This article was originally written by Marten Terpstra at the Plexxi Pulse blog.
Much has been published about the Open Compute Project. Initiated by Facebook, it has become an industry effort focused on standardization of many parts and components in the datacenter. Initially focused on racks, power and server design, it has also added storage and now networking to its fold. Its goal is fairly straightforward: “how can we design the most efficient compute infrastructure possible”, a direct quote from its web site.
The focus of OCP has been mostly around hardware designs and specifications. If you look at the networking arm of OCP, you find several Top of Rack (ToR) ethernet switch hardware designs donated by the likes of Broadcom, Mellanox and Intel. By creating open specifications of hardware designs for fairly standard ethernet switches, the industry can standardize on these designs and economics of scale would drive down the cost to create and maintain this hardware. A noble goal and there are many opinions on both sides of this effort. Mostly referred to as “bare metal” and “commodity”, you can easily spend days reading up on many opinions. Mike Bushong yesterday discussed pricing implications for resellers in this blog post.

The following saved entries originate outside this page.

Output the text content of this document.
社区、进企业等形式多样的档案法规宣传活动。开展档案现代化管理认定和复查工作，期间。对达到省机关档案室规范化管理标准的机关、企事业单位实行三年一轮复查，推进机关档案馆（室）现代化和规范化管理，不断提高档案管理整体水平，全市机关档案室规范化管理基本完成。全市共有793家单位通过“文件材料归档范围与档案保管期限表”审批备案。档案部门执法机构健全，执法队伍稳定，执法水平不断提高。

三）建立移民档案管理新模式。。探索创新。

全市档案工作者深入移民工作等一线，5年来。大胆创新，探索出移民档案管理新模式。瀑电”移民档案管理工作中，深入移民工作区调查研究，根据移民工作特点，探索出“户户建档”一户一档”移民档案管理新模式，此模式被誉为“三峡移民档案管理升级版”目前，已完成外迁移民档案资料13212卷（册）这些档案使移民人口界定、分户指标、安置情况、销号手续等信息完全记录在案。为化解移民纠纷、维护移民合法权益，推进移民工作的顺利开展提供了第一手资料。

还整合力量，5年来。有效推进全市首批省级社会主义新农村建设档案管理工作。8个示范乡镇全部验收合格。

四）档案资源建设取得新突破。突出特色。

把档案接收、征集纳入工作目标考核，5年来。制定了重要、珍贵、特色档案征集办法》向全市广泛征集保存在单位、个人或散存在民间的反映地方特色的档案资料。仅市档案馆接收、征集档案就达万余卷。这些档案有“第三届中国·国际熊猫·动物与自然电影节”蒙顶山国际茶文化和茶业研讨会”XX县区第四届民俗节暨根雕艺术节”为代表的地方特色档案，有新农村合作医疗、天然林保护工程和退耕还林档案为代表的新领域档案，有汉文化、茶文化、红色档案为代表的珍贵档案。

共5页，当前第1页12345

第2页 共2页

An interesting development however is that the network group within OCP has added a few software projects to its scope. Mellanox has initiated an Open Switch API specification, which attempts to standardize the lowest layer of interaction with the actual ethernet switching hardware. As a hardware vendor today, the choice of switching chipset is an important one beyond just the raw capabilities of the chipset. Each chip vendor that has a portfolio of chipsets also has a Software Development Kit or SDK that provides the initial layer of software to instruct the chip what to do. Ultimately every chip is manipulated with a (rather large) set of registers that need to be set, but that complexity is hidden in this SDK. The SDK presents a set of higher level APIs to program against that control the functioning of the chipset. This is what we (Plexxi) and all other hardware vendors write our software against, this is how we glue our software to the ethernet switching hardware.
Different chipset vendors of course have different SDKs, which makes changing chipsets a non-trivial step to take, your software has to adjust to a different SDK with all its functional and sometimes architectural differences. By creating a common switch API, life for us would be better, we would have a single API to develop against and could easily support multiple chipsets since the differences would be hidden behind this API. With so much functional difference between the chipset vendors, even these APIs will have lots of vendor specific extensions in them, but as recipients of such standardization, we can only welcome the effort.
The second software component the networking arm of OCP has taken on is the Open Network Install Environment. ONIE is a boot loader and installer based on a complete, but narrow linux distribution. ONIE was created as an open source, vendor agnostic boot loader with the desire to have these commodity switches leave their factory with only ONIE installed. Driven by Cumulus it creates a convenient and standard method to get software installed and loaded onto bare metal switches from commodity hardware providers. It’s a necessary piece for Cumulus’ business to ensure easy installation of their software onto third party hardware.
ONIE is pretty straight forward and those that use net booting using DHCP, TFTP and a variety of other means will probably say “what’s the big deal”? At a high level, it really provides the same functionality, but with some small, but very relevant differences.
ONIE is built on a full linux distribution. So out of the gate, switches with ONIE installed will boot to a complete linux before they even attempt to find the actual switching software image they ultimately will run. Having a full linux means you have full networking support, you can access the device using telnet, ssh, you name it. Once booted, ONIE will follow a set of search rules to find an image to download and install. There is no pre-conceived notion of what that image is, or what needs to be done to install it, the image itself contains the instructions of how this image needs to be installed, how the internal disk should be formatted,which partition to install into, you name it. ONIE has none of that knowledge, it just has the linux tools to do it. Once a switching software image has been installed, ONIE will reboot the switch again and now boot right through to the software image installed (with of course a chance to interrupt that).
A bit of boot loader, installer and some may even want to call it BIOS, all wrapped together in a linux distribution, ONIE is not magic, it’s not radically innovative. But it is a very convenient and open source way to get switches to boot, find, install and run software all with the safety-net of linux to get into the switch remotely if the software loading, installation or execution really goes bad. I bet most of you have had switches in crash and boot loops before, and they are hard to recover from without physical intervention.
At Plexxi we do not create standard switching hardware, that should be clear. We also don’t create standard switching software for commodity switches. But we are implementing ONIE on our switches and packaging our software to be ONIE installable, available a bit later this year.
For us this is a very convenient and (on its way to being industry) standardized way to implement a boot loading and installation environment that fits well with our open source and linux roots and beliefs. For us this is about providing convenience to our customers and logistics teams. We will have the option to ship our switches with ONIE so that the customer can simply power the switch on, plug in the management ethernet connection, connect our LightRail optical cables and the switch becomes part of a Plexxi ring loaded with the right software, visible to our controller.
It’s not a huge innovative leap, but it’s a significant convenience. And there is lots of value in creating convenience and simplicity, they are significant drivers in our overall solution. Which makes ONIE a nice fit.